Die Genetik der Hühner wurde ebenso gründlich manipuliert wie ihr Futter und ihre Umgebung, damit sie entweder große Mengen Eier produzierten (Legehennen) oder Fleisch, vor allem Brustfleisch (Masthühner). Zwischen 1935 und 1995 stieg das Durchschnittsgewicht eines Masthuhns um 65 Prozent, während seine Lebensdauer bis zur Schlachtung um 60 Prozent verkürzt und der Futterbedarf um 57 Prozent gesenkt wurde. Zur Verdeutlichung, wie radikal diese Veränderungen waren, stellen Sie sich vor, ein Kind ernährt sich ausschließlich von Müsliriegeln und Vitamintabletten und wächst in zehn Jahren auf 140 Kilo heran.

Diese Manipulation der Genetik des Huhns war nicht nur ein Punkt unter vielen: Sie legte auch fest, wie die Vögel gehalten werden mussten.

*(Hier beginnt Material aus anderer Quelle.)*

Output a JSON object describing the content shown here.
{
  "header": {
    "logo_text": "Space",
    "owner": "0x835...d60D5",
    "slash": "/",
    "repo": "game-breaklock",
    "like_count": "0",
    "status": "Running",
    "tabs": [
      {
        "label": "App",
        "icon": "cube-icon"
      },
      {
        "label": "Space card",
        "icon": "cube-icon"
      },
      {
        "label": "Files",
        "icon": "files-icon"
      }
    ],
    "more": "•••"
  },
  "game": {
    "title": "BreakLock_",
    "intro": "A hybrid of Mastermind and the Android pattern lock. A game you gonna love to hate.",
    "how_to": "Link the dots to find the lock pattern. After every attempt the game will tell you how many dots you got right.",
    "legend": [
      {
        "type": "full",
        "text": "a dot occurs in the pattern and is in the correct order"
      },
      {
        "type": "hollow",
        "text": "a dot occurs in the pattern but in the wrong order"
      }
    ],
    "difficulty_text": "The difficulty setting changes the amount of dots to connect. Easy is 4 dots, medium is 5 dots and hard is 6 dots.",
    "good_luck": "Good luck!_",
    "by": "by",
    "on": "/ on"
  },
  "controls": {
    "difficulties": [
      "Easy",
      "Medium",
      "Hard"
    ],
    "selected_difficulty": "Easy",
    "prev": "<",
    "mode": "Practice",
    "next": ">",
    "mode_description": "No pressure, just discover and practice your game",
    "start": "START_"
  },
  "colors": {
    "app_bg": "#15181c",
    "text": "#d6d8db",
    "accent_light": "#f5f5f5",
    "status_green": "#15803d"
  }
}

Nach den genetischen Veränderungen wurden Medikamente nicht mehr allein wegen des Profits eingesetzt, sondern anders wären die Vögel schlicht nicht mehr »gesund« gewesen, und in Freiheit hätten sie vielleicht nicht mal überlebt.

Noch schlimmer ist, dass diese genetisch grotesken Vögel nicht nur einen Teil der Industrie ausmachen – sie sind praktisch die einzigen Hühner, die noch zum Verzehr gezüchtet werden. Es gab in Amerika einmal Dutzende Hühnerrassen (zum Beispiel Jersey Giants, New Hampshire, Plymouth Rock), die jeweils an die Bedingungen in ihrer Region angepasst waren. Jetzt haben wir nur noch Fabrikhühner.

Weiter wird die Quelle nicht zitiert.